Oxfam defines an accountable humanitarian programme as one in which the people
affected by it are the most influential decision-makers throughout the lifetime of the
project and the most important judges of its impact.
Good Enough Guide
WASH Accountability Handbook
To ensure accountability in WASH activities in all humanitarian responses
(including first-phase emergency relief), WASH staff should put in place
- Community participation: Ensure that affected communities are enabled and supported to participate as much as possible.
- Information sharing: Share information about the project, Oxfam, its principles and how it expects staff to behave in forms that are easily understood, respectful and culturally appropriate for different members of the affected community, Communicate what services can be provided by whom, howband when. If there are delays in procurement or delivery tell the community.
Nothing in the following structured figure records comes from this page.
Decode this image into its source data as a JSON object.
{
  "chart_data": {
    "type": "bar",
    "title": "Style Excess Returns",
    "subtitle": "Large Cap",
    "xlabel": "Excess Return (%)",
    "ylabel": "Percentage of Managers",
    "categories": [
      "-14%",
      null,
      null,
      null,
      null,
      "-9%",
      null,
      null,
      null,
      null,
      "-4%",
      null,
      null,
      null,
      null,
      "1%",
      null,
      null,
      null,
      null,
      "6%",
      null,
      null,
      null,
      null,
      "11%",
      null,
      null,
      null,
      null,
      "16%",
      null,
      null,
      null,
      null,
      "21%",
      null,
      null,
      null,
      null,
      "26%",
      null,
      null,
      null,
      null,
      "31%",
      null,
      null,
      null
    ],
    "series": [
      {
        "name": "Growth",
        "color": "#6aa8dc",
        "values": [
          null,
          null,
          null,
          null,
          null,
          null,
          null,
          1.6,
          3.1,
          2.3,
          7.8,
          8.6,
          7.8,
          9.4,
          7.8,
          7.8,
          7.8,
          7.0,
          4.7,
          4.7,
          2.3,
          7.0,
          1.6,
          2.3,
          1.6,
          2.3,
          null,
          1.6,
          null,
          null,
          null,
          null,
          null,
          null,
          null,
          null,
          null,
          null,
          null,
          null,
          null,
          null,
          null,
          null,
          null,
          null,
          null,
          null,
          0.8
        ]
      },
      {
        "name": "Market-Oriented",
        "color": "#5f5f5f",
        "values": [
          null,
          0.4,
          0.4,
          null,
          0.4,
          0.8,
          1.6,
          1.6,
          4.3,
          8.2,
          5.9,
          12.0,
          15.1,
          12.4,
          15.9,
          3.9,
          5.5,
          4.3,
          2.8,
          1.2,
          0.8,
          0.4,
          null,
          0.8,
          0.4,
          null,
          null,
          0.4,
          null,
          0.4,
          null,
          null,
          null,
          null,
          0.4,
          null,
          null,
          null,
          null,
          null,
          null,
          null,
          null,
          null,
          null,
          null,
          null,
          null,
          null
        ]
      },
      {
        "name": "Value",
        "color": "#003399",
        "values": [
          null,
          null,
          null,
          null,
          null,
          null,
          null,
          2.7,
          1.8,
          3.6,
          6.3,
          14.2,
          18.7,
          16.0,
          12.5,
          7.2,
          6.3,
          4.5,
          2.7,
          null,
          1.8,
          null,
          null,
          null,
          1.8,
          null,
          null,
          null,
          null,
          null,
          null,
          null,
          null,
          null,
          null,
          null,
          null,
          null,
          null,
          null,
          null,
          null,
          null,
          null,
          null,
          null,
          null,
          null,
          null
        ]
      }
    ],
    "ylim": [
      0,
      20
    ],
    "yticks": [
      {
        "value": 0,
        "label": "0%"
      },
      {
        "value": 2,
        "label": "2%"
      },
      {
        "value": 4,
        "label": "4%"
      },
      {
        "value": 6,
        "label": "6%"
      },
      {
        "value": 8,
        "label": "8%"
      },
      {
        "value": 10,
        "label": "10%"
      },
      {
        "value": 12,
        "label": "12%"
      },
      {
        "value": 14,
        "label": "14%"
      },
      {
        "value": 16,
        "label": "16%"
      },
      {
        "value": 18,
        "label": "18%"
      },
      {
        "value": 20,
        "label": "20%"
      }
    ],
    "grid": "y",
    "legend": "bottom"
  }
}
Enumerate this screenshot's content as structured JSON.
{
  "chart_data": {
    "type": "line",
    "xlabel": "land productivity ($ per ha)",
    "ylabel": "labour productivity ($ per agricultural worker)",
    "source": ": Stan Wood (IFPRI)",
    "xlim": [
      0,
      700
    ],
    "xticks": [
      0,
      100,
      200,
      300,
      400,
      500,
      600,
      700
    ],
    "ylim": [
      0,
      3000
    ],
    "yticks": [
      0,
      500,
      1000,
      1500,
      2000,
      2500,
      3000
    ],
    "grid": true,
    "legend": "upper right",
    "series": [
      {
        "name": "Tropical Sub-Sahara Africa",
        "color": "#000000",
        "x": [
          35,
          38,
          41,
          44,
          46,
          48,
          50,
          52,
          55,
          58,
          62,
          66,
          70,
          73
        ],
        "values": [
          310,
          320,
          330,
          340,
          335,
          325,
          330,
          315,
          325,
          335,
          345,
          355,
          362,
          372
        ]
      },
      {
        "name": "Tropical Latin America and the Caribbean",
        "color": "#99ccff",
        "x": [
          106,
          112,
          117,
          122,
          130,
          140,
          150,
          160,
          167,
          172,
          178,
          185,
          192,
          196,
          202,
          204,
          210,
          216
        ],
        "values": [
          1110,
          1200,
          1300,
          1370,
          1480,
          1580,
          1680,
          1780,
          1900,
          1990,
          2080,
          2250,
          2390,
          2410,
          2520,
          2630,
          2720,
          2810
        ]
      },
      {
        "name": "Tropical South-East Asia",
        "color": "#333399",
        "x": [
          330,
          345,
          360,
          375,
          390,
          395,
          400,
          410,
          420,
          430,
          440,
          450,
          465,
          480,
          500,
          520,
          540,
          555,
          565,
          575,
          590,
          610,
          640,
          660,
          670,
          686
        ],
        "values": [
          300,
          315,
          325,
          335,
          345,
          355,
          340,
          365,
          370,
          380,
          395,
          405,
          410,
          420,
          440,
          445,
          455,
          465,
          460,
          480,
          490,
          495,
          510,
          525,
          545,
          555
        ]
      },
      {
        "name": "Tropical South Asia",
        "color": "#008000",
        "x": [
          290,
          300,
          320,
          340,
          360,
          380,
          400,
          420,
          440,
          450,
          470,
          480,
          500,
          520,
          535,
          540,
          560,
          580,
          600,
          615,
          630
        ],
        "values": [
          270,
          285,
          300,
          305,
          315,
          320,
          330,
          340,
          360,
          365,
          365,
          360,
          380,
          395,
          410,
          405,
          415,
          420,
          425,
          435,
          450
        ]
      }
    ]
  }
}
- Feedback and Complaints: consult with communities to design a range of simple, safe and appropriate feedback and complaints mechanisms. WASH staff should respond to feedback and complaints in a systematic and timely manner, taking account of the gender and age of those providing feedback.
- Positive staff attitudes and behaviour: Encourage staff to be open and transparent and to analyse the situation from the point of view of the affected community. Treat community members as partners and not as helpless victims.
Accountability mechanisms should be integrated with other programme teams (i.e. EFSVL); there is no need to duplicate structures/methods, particularly when working in the same communities.